Una prosa para Emily

Poesía norteamericana

¡Yo no soy nadie! ¿Quién eres tú?

¿No eres –Nadie- tampoco tú?

¡Entonces somos un par!

¡No lo digas! ¡Nos desterrarían – ya sabes!…

(Emily Dickinson)

 

No hay duda que la expresión inerte en su rostro, aquella faz tan sencilla y unánime que se ve reflejada en las fotos no hace justicia a la mujer que realmente era Emily Dickinson, una fuente inagotable de escritura difícil y exigente donde se narran las pequeñas tragedias.
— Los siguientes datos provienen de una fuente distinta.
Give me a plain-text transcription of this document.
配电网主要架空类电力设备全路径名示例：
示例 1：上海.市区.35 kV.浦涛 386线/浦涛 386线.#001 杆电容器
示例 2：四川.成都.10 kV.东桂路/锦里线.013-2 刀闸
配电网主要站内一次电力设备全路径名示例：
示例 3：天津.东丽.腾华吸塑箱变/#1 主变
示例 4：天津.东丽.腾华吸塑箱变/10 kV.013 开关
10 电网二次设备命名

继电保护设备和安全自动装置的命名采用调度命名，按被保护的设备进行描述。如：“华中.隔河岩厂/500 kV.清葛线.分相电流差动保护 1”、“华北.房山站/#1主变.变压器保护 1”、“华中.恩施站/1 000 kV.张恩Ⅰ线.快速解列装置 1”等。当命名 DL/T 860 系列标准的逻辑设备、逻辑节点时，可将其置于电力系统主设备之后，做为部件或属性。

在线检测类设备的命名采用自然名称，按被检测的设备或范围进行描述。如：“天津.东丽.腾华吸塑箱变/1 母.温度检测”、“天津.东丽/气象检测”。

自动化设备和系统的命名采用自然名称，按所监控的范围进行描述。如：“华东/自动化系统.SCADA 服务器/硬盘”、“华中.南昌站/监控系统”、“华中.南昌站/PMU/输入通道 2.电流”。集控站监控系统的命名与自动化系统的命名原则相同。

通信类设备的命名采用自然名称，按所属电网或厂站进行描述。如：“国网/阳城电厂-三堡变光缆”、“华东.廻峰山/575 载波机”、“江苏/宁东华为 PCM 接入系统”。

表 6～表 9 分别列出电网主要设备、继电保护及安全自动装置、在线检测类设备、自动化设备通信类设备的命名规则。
Solterona, vestida siempre de blanco, solitaria en su casa de Amherst (Massachusetts) con su hermana Lavinia (solterona también) apasionada por la cocina, las flores, los pájaros y los niños. Captó la atención luego de su fallecimiento tras escribir 1.775 poemas, sólo publico siete durante su vida. Su poesía sufre, demuestra, sanciona, crea en cada alma un pensamiento propio con frases que solamente ella puede decir con letras “Amor, eres alto y yo no puedo alcanzarte”. La búsqueda intensa en pequeños poemas, tan parecidos a monólogos que ocasionalmente dan la sensación de falta de amor o según los rumores ocasionales señalan fue un amor prohibido la que la invito a escribir con tal vehemencia. La mentada homosexualidad de Dickinson me recordó la pésima consideración que a su padre le merecían las mujeres escritoras. Y a la afirmación de la teoría que Virginia Woolf quien sostuvo, no con respecto a la poetisa, sino con respecto al acceso de las mujeres a la propia expresión de sí mismas.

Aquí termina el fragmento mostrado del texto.